Voici la fin du nouveau chapitre de la chronique proposée par Alexandre De La Salle...

Suite de « Malheur à celui par qui le scandale – d’un réel inaccessible – arrive », de France Delville, dans le catalogue des expositions « Le Chemin de Croix » d’Henry Le Chénier

Ils ne font pas de cadeau, les Inquisiteurs. Ces infiltrations de mouvement, de vie inattendue qui surgissent justement dans les Hypothèses de Le Chénier. Upothésis  : aux approches de... Et aussi, sujet de discussion. Rien de bouché, là dedans. Pur mouvement. Sortir de toi même...
Constat d’une impossibilité à vivre, à aimer, à aider. C’était le message du Christ : aime ton frère comme ton âme, veille sur lui comme sur la prunelle de ton œil. Mais ils ne savent pas s’aimer eux¬-mêmes, ils ne savent pas aimer « ça » en eux : le vivant. Ils ne voient en eux mêmes que la mort. Alors ils s’entretuent, et c’est l’autre qu’ils tuent, parce qu’il est mortel. Pour tuer, du même geste, la souf¬france, mais elle rejaillit de manière exponentielle. Prométhée enchaîné par les pesanteurs avant tout. Ils ne peuvent pas aimer « ça » en eux : la future charogne. Condamnés à mort, ils condamnent à chaque instant. Condamnés à mort, nous condamnons à chaque ins¬tant. Morituri, nous ne réussissons pas à être avec.
Chacun veut sauver sa petite âme, son petit avoir, dit Françoise Dolto, alors que ce que nous avons c’est l’autre.
Qui veut sauver son âme la perdra, a dit le Christ, et qui la perdra la sauvera. C’est ce que peint Henry Le Chénier avec ces visages décomposés. L’un... l’autre... qui ?
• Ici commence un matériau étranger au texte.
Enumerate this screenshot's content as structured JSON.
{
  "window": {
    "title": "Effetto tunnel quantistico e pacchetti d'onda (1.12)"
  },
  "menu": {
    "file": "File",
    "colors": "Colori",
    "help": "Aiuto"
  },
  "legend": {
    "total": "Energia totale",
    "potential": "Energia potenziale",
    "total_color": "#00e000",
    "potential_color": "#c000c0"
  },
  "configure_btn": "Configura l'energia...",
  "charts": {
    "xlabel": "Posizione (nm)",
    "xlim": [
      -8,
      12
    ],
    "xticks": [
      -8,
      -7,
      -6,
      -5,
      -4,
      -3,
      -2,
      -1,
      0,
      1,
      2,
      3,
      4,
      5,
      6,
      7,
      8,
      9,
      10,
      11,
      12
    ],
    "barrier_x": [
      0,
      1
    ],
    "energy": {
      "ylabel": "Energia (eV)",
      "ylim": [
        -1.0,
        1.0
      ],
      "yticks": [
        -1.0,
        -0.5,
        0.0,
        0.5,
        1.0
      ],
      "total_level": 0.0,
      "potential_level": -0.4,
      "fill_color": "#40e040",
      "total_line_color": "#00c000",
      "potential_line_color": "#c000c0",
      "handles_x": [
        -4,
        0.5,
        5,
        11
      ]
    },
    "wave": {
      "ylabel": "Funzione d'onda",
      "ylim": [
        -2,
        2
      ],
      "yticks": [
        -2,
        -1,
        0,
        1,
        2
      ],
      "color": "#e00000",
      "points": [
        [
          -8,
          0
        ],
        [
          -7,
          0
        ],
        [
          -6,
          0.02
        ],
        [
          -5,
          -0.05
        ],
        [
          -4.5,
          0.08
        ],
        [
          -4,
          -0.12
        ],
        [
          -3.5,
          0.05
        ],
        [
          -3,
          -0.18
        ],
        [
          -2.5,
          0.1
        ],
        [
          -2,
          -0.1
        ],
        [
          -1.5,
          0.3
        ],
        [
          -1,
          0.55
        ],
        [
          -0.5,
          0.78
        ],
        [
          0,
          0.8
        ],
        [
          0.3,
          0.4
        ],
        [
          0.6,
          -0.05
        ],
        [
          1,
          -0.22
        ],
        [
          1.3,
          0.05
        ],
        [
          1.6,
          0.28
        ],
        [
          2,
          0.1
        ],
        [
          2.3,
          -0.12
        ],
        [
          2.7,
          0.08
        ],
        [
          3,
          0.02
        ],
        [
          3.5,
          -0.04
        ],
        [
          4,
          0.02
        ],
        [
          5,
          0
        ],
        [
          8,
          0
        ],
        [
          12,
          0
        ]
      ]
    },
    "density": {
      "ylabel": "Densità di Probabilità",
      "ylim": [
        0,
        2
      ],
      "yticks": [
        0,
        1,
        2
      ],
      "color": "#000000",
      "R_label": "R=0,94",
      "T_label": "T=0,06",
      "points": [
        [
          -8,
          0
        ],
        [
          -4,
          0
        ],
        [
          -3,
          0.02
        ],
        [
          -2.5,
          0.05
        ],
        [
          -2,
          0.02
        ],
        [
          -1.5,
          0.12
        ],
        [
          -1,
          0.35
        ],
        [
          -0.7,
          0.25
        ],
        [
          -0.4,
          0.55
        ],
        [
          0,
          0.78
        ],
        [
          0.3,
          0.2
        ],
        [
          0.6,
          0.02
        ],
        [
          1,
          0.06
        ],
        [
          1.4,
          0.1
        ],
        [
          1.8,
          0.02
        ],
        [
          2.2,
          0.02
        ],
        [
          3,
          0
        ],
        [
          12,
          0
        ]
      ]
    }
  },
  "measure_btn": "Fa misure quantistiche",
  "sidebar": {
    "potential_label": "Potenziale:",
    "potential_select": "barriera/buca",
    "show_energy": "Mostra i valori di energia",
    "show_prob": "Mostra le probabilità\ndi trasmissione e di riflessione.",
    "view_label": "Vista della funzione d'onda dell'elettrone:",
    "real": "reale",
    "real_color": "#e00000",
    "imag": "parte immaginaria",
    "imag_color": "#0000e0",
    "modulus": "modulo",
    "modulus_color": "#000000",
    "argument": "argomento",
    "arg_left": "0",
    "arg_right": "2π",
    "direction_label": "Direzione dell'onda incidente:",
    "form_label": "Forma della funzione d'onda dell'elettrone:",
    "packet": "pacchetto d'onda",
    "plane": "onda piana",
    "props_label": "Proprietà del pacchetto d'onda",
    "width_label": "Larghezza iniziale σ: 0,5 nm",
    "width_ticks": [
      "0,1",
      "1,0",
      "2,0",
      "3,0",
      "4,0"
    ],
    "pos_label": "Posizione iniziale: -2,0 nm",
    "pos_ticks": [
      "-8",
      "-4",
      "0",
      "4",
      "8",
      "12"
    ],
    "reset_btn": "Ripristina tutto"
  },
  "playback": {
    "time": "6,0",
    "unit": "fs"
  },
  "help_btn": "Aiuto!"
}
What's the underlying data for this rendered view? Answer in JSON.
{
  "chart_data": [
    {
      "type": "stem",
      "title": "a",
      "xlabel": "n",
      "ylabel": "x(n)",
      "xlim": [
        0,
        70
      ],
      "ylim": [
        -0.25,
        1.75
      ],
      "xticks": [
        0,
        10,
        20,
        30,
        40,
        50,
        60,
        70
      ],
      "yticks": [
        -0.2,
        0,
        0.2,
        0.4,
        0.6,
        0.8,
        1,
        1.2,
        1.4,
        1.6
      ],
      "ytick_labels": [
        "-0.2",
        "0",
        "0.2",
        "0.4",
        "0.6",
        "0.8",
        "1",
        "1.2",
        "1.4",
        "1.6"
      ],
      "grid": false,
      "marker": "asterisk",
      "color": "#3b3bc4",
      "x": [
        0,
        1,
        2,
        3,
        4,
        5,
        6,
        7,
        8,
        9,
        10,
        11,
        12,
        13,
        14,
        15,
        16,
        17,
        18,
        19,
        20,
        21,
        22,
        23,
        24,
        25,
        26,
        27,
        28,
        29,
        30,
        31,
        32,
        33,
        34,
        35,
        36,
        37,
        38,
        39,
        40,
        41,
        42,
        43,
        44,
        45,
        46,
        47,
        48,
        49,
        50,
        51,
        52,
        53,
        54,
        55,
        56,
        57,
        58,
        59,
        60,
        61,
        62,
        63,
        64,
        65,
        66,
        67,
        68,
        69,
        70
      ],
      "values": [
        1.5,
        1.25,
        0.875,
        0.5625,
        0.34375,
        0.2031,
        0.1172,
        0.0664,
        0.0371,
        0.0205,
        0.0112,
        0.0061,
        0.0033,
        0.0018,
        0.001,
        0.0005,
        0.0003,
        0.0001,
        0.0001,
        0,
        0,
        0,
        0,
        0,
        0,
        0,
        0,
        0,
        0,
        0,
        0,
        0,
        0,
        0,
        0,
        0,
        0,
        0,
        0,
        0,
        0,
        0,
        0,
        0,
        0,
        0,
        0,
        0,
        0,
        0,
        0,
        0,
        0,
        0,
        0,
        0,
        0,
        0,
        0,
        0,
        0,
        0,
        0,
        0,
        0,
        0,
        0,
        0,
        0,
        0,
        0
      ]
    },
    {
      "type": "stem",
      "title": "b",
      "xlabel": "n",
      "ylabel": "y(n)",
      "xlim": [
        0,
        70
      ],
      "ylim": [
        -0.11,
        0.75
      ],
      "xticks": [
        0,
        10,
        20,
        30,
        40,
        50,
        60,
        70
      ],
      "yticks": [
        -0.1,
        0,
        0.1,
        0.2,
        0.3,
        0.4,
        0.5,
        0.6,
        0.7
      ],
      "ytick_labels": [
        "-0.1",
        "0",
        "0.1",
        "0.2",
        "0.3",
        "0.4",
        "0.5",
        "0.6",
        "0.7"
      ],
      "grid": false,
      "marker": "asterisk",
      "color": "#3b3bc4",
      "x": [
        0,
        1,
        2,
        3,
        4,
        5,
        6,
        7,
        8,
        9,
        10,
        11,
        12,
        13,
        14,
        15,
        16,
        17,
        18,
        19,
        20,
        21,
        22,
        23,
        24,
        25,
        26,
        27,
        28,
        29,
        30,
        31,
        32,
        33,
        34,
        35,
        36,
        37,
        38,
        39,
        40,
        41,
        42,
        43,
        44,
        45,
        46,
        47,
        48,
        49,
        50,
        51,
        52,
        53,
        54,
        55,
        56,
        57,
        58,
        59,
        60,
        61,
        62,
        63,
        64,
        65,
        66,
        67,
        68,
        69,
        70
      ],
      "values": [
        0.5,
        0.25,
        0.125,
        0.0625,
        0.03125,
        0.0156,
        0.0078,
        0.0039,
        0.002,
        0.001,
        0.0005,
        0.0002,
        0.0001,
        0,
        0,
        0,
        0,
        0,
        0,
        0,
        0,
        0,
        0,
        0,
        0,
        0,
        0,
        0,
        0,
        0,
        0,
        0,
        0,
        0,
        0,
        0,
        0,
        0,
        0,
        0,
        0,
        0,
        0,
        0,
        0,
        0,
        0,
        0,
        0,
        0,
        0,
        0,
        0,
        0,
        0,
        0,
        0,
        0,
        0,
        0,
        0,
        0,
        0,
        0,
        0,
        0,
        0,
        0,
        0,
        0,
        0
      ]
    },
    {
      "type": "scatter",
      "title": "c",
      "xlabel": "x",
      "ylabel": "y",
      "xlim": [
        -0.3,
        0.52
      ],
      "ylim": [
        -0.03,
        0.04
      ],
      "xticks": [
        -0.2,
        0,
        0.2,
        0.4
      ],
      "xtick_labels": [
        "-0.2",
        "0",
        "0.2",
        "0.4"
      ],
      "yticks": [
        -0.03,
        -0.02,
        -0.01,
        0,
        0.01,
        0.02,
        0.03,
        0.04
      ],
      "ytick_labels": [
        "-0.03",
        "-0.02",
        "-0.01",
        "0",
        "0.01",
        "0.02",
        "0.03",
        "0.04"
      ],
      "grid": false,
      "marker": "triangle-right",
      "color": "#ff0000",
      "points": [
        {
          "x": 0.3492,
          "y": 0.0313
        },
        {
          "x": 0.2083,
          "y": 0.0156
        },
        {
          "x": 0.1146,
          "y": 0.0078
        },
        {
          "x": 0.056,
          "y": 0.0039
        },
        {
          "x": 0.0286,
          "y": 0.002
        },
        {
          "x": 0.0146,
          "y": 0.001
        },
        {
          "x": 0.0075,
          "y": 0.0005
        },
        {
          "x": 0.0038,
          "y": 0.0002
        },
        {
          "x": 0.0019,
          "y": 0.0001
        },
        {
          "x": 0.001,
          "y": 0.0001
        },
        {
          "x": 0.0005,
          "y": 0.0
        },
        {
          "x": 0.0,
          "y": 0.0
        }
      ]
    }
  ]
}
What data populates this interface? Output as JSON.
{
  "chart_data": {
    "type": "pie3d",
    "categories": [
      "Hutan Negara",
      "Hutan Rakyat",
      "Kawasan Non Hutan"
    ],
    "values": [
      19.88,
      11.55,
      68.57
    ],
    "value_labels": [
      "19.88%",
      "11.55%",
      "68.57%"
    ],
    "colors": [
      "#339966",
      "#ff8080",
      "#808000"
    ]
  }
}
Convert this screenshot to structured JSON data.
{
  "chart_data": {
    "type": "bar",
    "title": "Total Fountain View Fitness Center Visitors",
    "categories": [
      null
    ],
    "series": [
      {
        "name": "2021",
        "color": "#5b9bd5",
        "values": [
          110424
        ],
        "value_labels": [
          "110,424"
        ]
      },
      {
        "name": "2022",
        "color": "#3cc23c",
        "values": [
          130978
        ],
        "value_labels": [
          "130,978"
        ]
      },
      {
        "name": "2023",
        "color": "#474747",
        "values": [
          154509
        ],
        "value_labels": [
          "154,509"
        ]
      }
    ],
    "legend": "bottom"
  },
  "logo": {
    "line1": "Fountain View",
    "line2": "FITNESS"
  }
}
« Pietà de mars et d’avril » (1992) Triptyque, partie II

Tuer la mort, dit Ghérasim Luca. C’est ce qu’ils veulent les criminels, faire taire ce miroir de la mort. Alors oui, Jésus, debout, homme érigé s’il en fut, est condamné à mort par des kapos du Système, oublieux, gavés de nourriture et d’alcools, pour nier la négation, pour la laisser fermenter dans la moite intimité gastrique. Regardez leurs yeux morts, occupés à de l’intendance, distraits, petits. Des fonctionnaires. Eugen Drewermann, titulaire de la Chaire de Théologie à l’Université de Padelborn, a écrit Les fonctionnaires de Dieu. Son Archevêque lui a demandé de se rétracter. C’est la liberté qui est crucifiée. Liberté de dire la faille.
Ils s’en laveront les mains. C’est leur métier, de se laver les mains. Ils décident de faire passer Jésus à la trappe pour ne plus le voir, pour qu’il disparaisse de leur champ de vision et cesse de leur rappeler la condition humaine, et, face à elle, leur responsabilité. Jésus est trop visible, c’est une vedette, certains abandonnent tout pour le suivre, Jésus est médiatisé, et surtout Jésus vient mettre le doigt sur la plaie. Alors il faut que Jésus disparaisse de l’écran. On l’oubliera, bien vite : ouf ! Ils sont doués pour oublier. Se laver les mains, et oublier.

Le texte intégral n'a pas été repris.